Secondo le Sezioni Unite: "Sulla base del descritto complesso di principi e regole, va data continuità all’indirizzo della giurisprudenza da ultimo richiamata, secondo cui i profili sostanziali della tutela apprestata dal diritto comunitario inducono a reperire gli strumenti utilizzabili nel diritto interno fuori dallo schema della responsabilità civile extracontrattuale e in quello dell’obbligazione ex lege dello Stato inadempiente, di natura indennitaria per attività non antigiuridica, che il giudice deve determinare in base ai presupposti oggettivi sopra indicati, in modo che sia idonea a porre riparo effettivo ed adeguato al pregiudizio subito dal singolo. La qualificazione in termini di obbligazione indennitaria, del resto, consente di assoggettare allo stesso regime giuridico sia il caso, come quello in esame, di attuazione tardiva di una direttiva senza alcuna previsione di riparazione del pregiudizio per l’inadempimento, sia quello dell’intervento legislativo specifico, preordinato alla disciplina dell’obbligazione risarcitoria (come avvenuto, ad esempio, con il il d.lgs. n. 80 del 1992, art. 7, comma 2, in tema tutela dei lavoratori subordinati in caso di insolvenza del datore di lavoro, su cui la citata Cass. n. 8110/2002). E ciò in linea con il principio secondo cui la qualificazione della situazione soggettiva dei privati deve farsi con esclusivo riferimento ai criteri dell’ordinamento giuridico interno (cfr. Cass., sez. un., 27 luglio 1993, n. 8385), imponendo l’ordinamento comunitario soltanto il raggiungimento di un determinato risultato".
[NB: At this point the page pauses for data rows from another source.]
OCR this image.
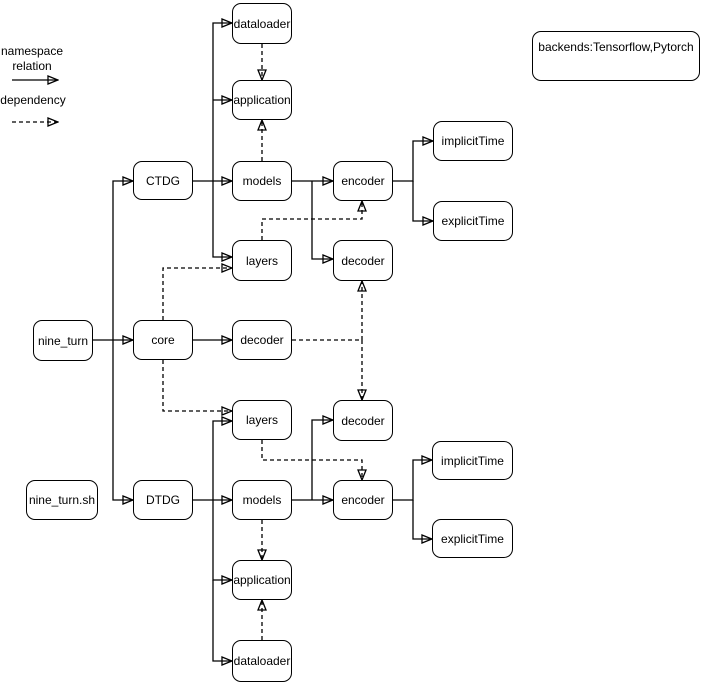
namespace
relation
dependency
dataloader
application
CTDG	models	encoder
implicitTime
explicitTime
layers	decoder
nine_turn	core	decoder
layers	decoder
nine_turn.sh	DTDG	models	encoder
implicitTime
explicitTime
application
dataloader
backends:Tensorflow,Pytorch
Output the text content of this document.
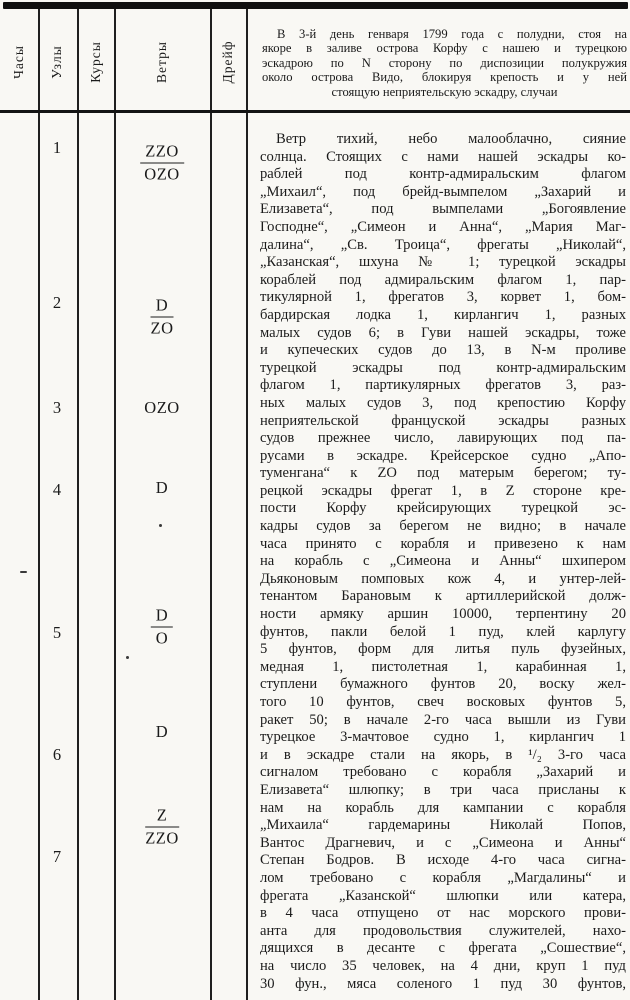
Часы Узлы Курсы	Ветры	Дрейф
В 3-й день генваря 1799 года с полудни, стоя на
якоре в заливе острова Корфу с нашею и турецкою
эскадрою по N сторону по диспозиции полукружия
около острова Видо, блокируя крепость и у ней
стоящую неприятельскую эскадру, случаи
1
2
3
4
5
6
7
ZZO
OZO
$\frac{D}{ZO}$
OZO
D
$\frac{D}{O}$
D
Z
ZZO
Ветр тихий, небо малооблачно, сияние
солнца. Стоящих с нами нашей эскадры ко-
раблей под контр-адмиральским флагом
„Михаил“, под брейд-вымпелом „Захарий и
Елизавета“, под вымпелами „Богоявление
Господне“, „Симеон и Анна“, „Мария Маг-
далина“, „Св. Троица“, фрегаты „Николай“,
„Казанская“, шхуна № 1; турецкой эскадры
кораблей под адмиральским флагом 1, пар-
тикулярной 1, фрегатов 3, корвет 1, бом-
бардирская лодка 1, кирлангич 1, разных
малых судов 6; в Гуви нашей эскадры, тоже
и купеческих судов до 13, в N-м проливе
турецкой эскадры под контр-адмиральским
флагом 1, партикулярных фрегатов 3, раз-
ных малых судов 3, под крепостию Корфу
неприятельской француской эскадры разных
судов прежнее число, лавирующих под па-
русами в эскадре. Крейсерское судно „Апо-
туменгана“ к ZO под матерым берегом; ту-
рецкой эскадры фрегат 1, в Z стороне кре-
пости Корфу крейсирующих турецкой эс-
кадры судов за берегом не видно; в начале
часа принято с корабля и привезено к нам
на корабль с „Симеона и Анны“ шхипером
Дьяконовым помповых кож 4, и унтер-лей-
тенантом Барановым к артиллерийской долж-
ности армяку аршин 10000, терпентину 20
фунтов, пакли белой 1 пуд, клей карлугу
5 фунтов, форм для литья пуль фузейных,
медная 1, пистолетная 1, карабинная 1,
ступлени бумажного фунтов 20, воску жел-
того 10 фунтов, свеч восковых фунтов 5,
ракет 50; в начале 2-го часа вышли из Гуви
турецкое 3-мачтовое судно 1, кирлангич 1
и в эскадре стали на якорь, в ¹/₂ 3-го часа
сигналом требовано с корабля „Захарий и
Елизавета“ шлюпку; в три часа присланы к
нам на корабль для кампании с корабля
„Михаила“ гардемарины Николай Попов,
Вантос Драгневич, и с „Симеона и Анны“
Степан Бодров. В исходе 4-го часа сигна-
лом требовано с корабля „Магдалины“ и
фрегата „Казанской“ шлюпки или катера,
в 4 часа отпущено от нас морского прови-
анта для продовольствия служителей, нахо-
дящихся в десанте с фрегата „Сошествие“,
на число 35 человек, на 4 дни, круп 1 пуд
30 фун., мяса соленого 1 пуд 30 фунтов,
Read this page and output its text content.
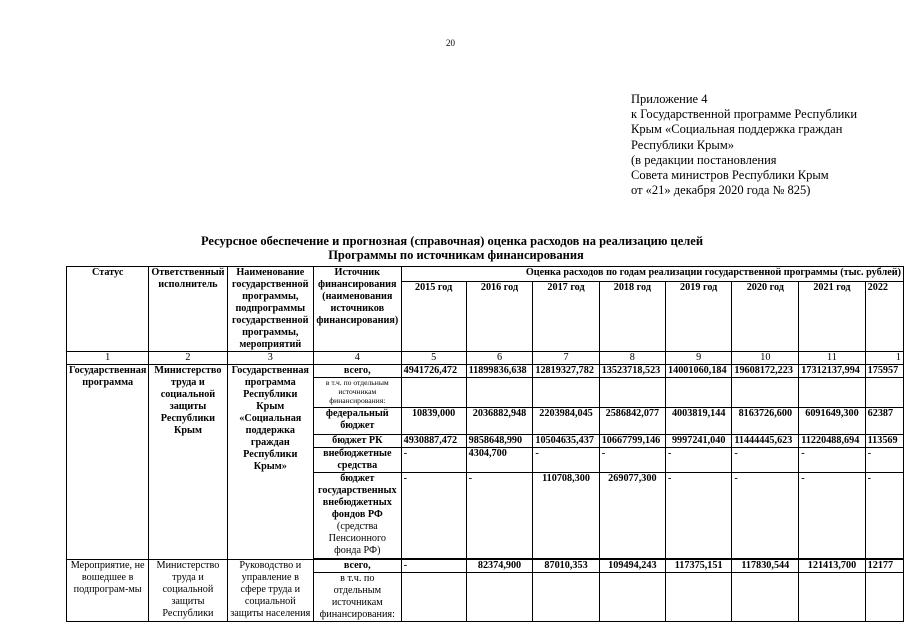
20
Приложение 4
к Государственной программе Республики
Крым «Социальная поддержка граждан
Республики Крым»
(в редакции постановления
Совета министров Республики Крым
от «21» декабря 2020 года № 825)
Ресурсное обеспечение и прогнозная (справочная) оценка расходов на реализацию целей
Программы по источникам финансирования
Статус	Ответственный исполнитель	Наименование государственной программы, подпрограммы государственной программы, мероприятий	Источник финансирования (наименования источников финансирования)	Оценка расходов по годам реализации государственной программы (тыс. рублей)							
				2015 год	2016 год	2017 год	2018 год	2019 год	2020 год	2021 год	2022
1	2	3	4	5	6	7	8	9	10	11	1
Государственная программа	Министерство труда и социальной защиты Республики Крым	Государственная программа Республики Крым «Социальная поддержка граждан Республики Крым»	всего,	4941726,472	11899836,638	12819327,782	13523718,523	14001060,184	19608172,223	17312137,994	175957
			в т.ч. по отдельным источникам финансирования:								
			федеральный бюджет	10839,000	2036882,948	2203984,045	2586842,077	4003819,144	8163726,600	6091649,300	62387
			бюджет РК	4930887,472	9858648,990	10504635,437	10667799,146	9997241,040	11444445,623	11220488,694	113569
			внебюджетные средства	-	4304,700	-	-	-	-	-	-
			бюджет государственных внебюджетных фондов РФ (средства Пенсионного фонда РФ)	-	-	110708,300	269077,300	-	-	-	-

Мероприятие, не вошедшее в подпрограм-мы	Министерство труда и социальной защиты Республики	Руководство и управление в сфере труда и социальной защиты населения	всего,	-	82374,900	87010,353	109494,243	117375,151	117830,544	121413,700	12177
			в т.ч. по отдельным источникам финансирования:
La Corte ha così concluso: "per realizzare il risultato imposto dall’ordinamento comunitario con i mezzi offerti dall’ordinamento interno, si deve riconoscere al danneggiato un credito alla riparazione del pregiudizio subito per effetto del cd. fatto illecito del legislatore di natura indennitaria, rivolto, in presenza del requisito di gravità della violazione ma senza che operino i criteri di imputabilità per dolo o colpa a compensare l’avente diritto della perdita subita in conseguenza del ritardo oggettivamente apprezzabile e avente perciò natura di credito di valore, rappresentando il denaro soltanto l’espressione monetaria dell’utilità sottratta al patrimonio".
La sentenza è integralmente consultabile sul sito della Cassazione.
(Corte di Cassazione - Sezioni Unite Civili, Sentenza 17 aprile 2009, n.9147: Responsabilità per mancato adempimento direttiva comunitaria).